Harrison Doesn't Know When to Stop 11 Dec 2001
By B. Walsh - Published on Amazon.com
Format:Paperback
The first "Bill" book was good. Not great, but decent, funny and satirically sharp. The rest of the series is barely-mitigated garbage. By this point, he's clearly not even writing the stuff at all, as one "co-author" after another takes over. Sadly, it's difficult to see how it would be any better if he had. Harrison can write great, lively, funny, inventive sci-fi: the early "Rat" books, "Deathworld". "Deathworld" works so well because he wrote three short books, one short story and then stopped (or converted its protagonist into the Rat, one could argue). But the Rat books decay into a muddle when it becomes clear that Harrison just thrives on the stock elements of the stories; the capers, gadgets and booze. Continuity and development can go hang. Who cares if English was the native language of Jim diGriz's homeworld in some books but has to learn it in others? Who cares that the man who has dealt with money in every form from coin to electronic transfer can suddenly be confused by a wallet and its contents? Stick with the ride and it'll all work out OK. The Rat character and the main ingredients are good enough. After a while, though, the contempt that Harrison exudes for his audience starts to get wearing. If Harrison doesn't care enough to keep consistent about basic details of his major character's history, why should we care about him at all?
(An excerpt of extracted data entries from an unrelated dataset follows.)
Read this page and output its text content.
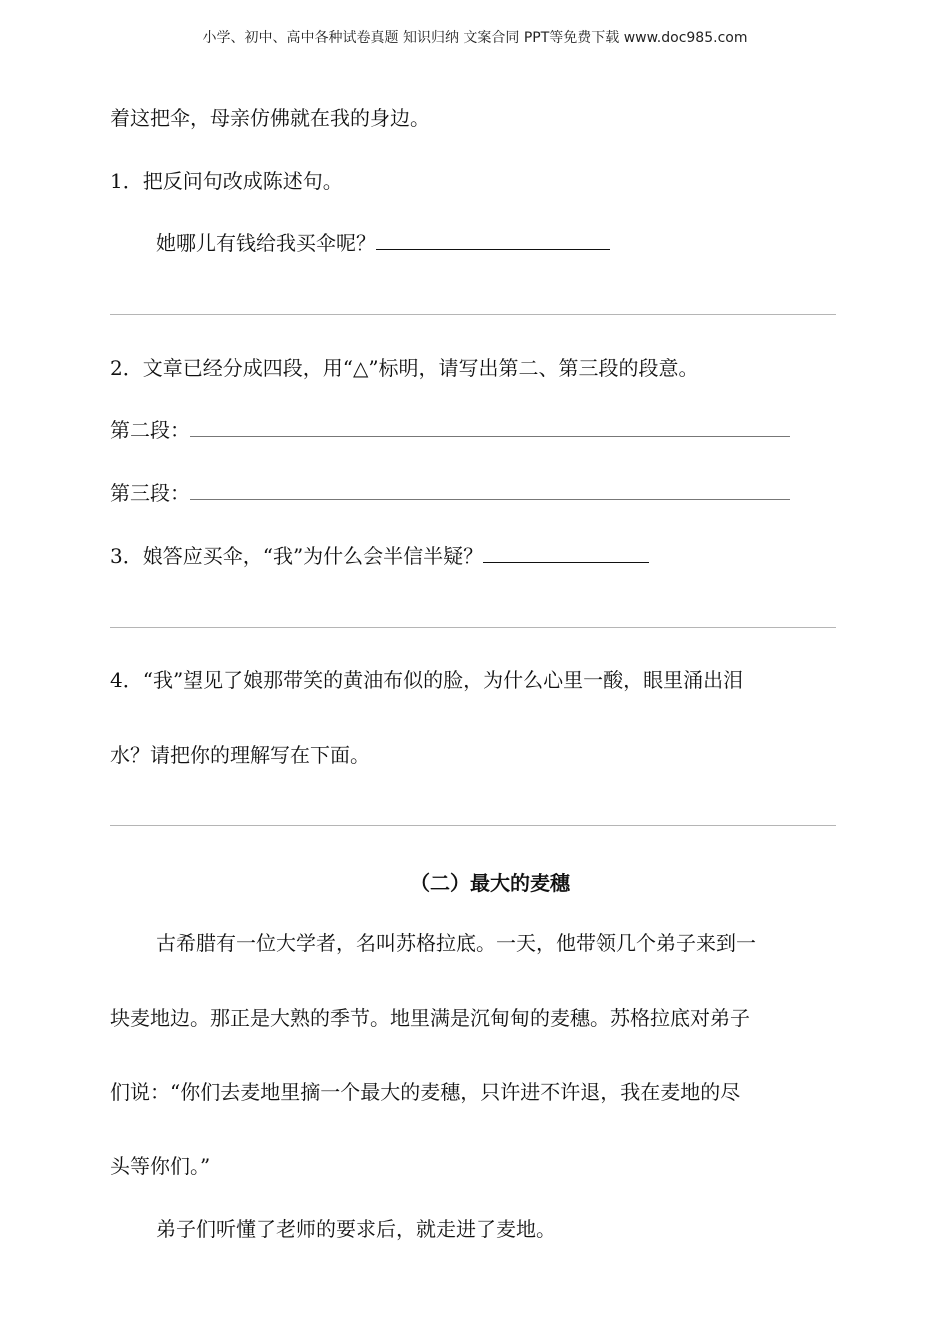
小学、初中、高中各种试卷真题 知识归纳 文案合同 PPT等免费下载 www.doc985.com
着这把伞，母亲仿佛就在我的身边。
1．把反问句改成陈述句。
她哪儿有钱给我买伞呢？
2．文章已经分成四段，用“△”标明，请写出第二、第三段的段意。
第二段：
第三段：
3．娘答应买伞，“我”为什么会半信半疑？
4．“我”望见了娘那带笑的黄油布似的脸，为什么心里一酸，眼里涌出泪
水？请把你的理解写在下面。
（二）最大的麦穗
古希腊有一位大学者，名叫苏格拉底。一天，他带领几个弟子来到一
块麦地边。那正是大熟的季节。地里满是沉甸甸的麦穗。苏格拉底对弟子
们说：“你们去麦地里摘一个最大的麦穗，只许进不许退，我在麦地的尽
头等你们。”
弟子们听懂了老师的要求后，就走进了麦地。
But with "Bill", we reach this point after Book 1. The character is not as accessible, his lot in life not as enjoyable to read about, the reversals he suffers tiresome. Add in some often appallingly bad attempts at genre parody (the Cyberpunk and Orson Scott Card efforts in one of this series, in particular, were cringe-makingly horrible) and it's no surprise that in every used SF bookstore I've seen, a chunk of the Harry Harrison shelfspace is taken by barely-touched copies of "Bill the Galactic Hero And Something Or Other" by Harry Harrison And Some Guy. I've read them all once and will never touch any of them again. Harrison clearly doesn't care about Bill, and nor do I.

Funny, satiric look at the Gulf War through the eyes of Bill 30 Sep 1996
By A Customer - Published on Amazon.com
Format:Paperback
Harris and Harrison have taken their Galactic Hero into the
middle of a war for control of vital neutron mines. This book
takes Bill back to satiric vision created by Harrison in the
original book, Bill the Galatic Hero. Funny, occasionally
moving, with an undercurrent of contemporary commentary on the
nature of war--and people who like their jokes well-aged.